Sind Kriege besser, wenn Frauen sie führen?

Eine Tagung der Ebert-Stiftung widmet sich dem Gender-Mainstreaming in der Außen- und Sicherheitspolitik

BERLIN taz ■ Rüstungsindustrie. Truppeneinsätze. Kriege. Waffen. Frauen? Nicht unbedingt eine der naheliegendsten Assoziationen, denn Außen- und Sicherheitspolitik war und ist in Deutschland bisher eine klassische Männerdomäne.

Inwieweit sich das in Zukunft ändern kann und soll, erörterten am Mittwoch Wissenschaftler und Praktiker auf einer von der Friedrich-Ebert-Stiftung organisierten Veranstaltung mit dem Titel: „In Männerhand? Gender-Mainstreaming als Herausforderung der Außen- und Sicherheitspolitik“. Das in letzter Zeit leicht inflationär zitierte Konzept vom Gender-Mainstreaming geht davon aus, dass politische Maßnahmen unterschiedliche Auswirkungen auf Männer und Frauen haben, und versucht, bei Entscheidungen die Belange beider Geschlechter einzubeziehen. Im Gegensatz zum klassischen Feminismus werden Weiblichkeitsvorstellungen immer im Verhältnis zu Männlichkeitsvorstellungen untersucht, mit dem Ziel, beiden Geschlechtern mehr Optionen einzuräumen.
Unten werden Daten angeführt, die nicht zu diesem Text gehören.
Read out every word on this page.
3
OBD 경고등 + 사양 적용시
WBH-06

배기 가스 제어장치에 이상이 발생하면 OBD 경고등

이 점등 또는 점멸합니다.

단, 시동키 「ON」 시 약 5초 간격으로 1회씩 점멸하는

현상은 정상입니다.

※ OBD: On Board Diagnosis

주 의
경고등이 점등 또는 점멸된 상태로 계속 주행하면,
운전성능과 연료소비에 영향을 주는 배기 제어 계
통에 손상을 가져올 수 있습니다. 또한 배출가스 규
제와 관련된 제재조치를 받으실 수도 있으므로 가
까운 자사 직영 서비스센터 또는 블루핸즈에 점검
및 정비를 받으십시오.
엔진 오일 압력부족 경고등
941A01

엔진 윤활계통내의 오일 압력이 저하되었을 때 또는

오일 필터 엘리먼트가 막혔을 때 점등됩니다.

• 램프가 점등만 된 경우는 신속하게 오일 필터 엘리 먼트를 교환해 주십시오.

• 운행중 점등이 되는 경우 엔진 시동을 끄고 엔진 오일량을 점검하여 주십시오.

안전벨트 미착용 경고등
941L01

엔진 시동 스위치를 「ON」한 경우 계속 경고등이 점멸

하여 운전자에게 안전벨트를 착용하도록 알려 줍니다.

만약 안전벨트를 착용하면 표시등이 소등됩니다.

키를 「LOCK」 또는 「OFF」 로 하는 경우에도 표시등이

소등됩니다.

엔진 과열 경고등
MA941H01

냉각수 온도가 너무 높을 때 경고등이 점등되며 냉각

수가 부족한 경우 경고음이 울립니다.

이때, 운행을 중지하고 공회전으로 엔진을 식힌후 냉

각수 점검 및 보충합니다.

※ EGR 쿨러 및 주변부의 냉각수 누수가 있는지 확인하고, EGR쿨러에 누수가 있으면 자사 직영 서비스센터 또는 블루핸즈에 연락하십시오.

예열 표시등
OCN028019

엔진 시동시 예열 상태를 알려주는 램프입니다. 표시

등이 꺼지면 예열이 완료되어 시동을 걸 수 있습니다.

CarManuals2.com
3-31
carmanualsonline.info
Die in der Außen- und Sicherheitspolitik gängigen Geschlechterklischees schlügen sich auch in der Rechtsprechung nieder, so Susanne Baer, Professorin für Gender Studies und Verwaltungsrecht an der Humboldt-Universität Berlin. Bei Menschenrechtsverletzungen beispielsweise dränge sich traditionell das Bild des politisch verfolgten gefolterten Mannes auf. Erst seit dem Bosnienkrieg werde stärker berücksichtigt, dass es geschlechtsspezifische Kriegsstrategien wie Massenvergewaltigungen gebe und vergewaltigte Frauen Opfer von Menschenrechtsverletzungen seien.

Auch der Einsatz von Waffen kann sich auf Frauen und Männer unterschiedlich auswirken, etwa wenn in Konflikten vor allem Frauen die Zivilbevölkerung stellen. In der Rüstungsindustrie scheint sich dies noch nicht überall herumgesprochen zu haben. Ob es denn Gutachten zu geschlechtsspezifischen „Kollateralschäden“ gebe, lautete eine Frage an Dorothee Müller-Lankow, die für den Rüstungskonzern BAE Systems arbeitet. Die Antwort: ein klares Nein.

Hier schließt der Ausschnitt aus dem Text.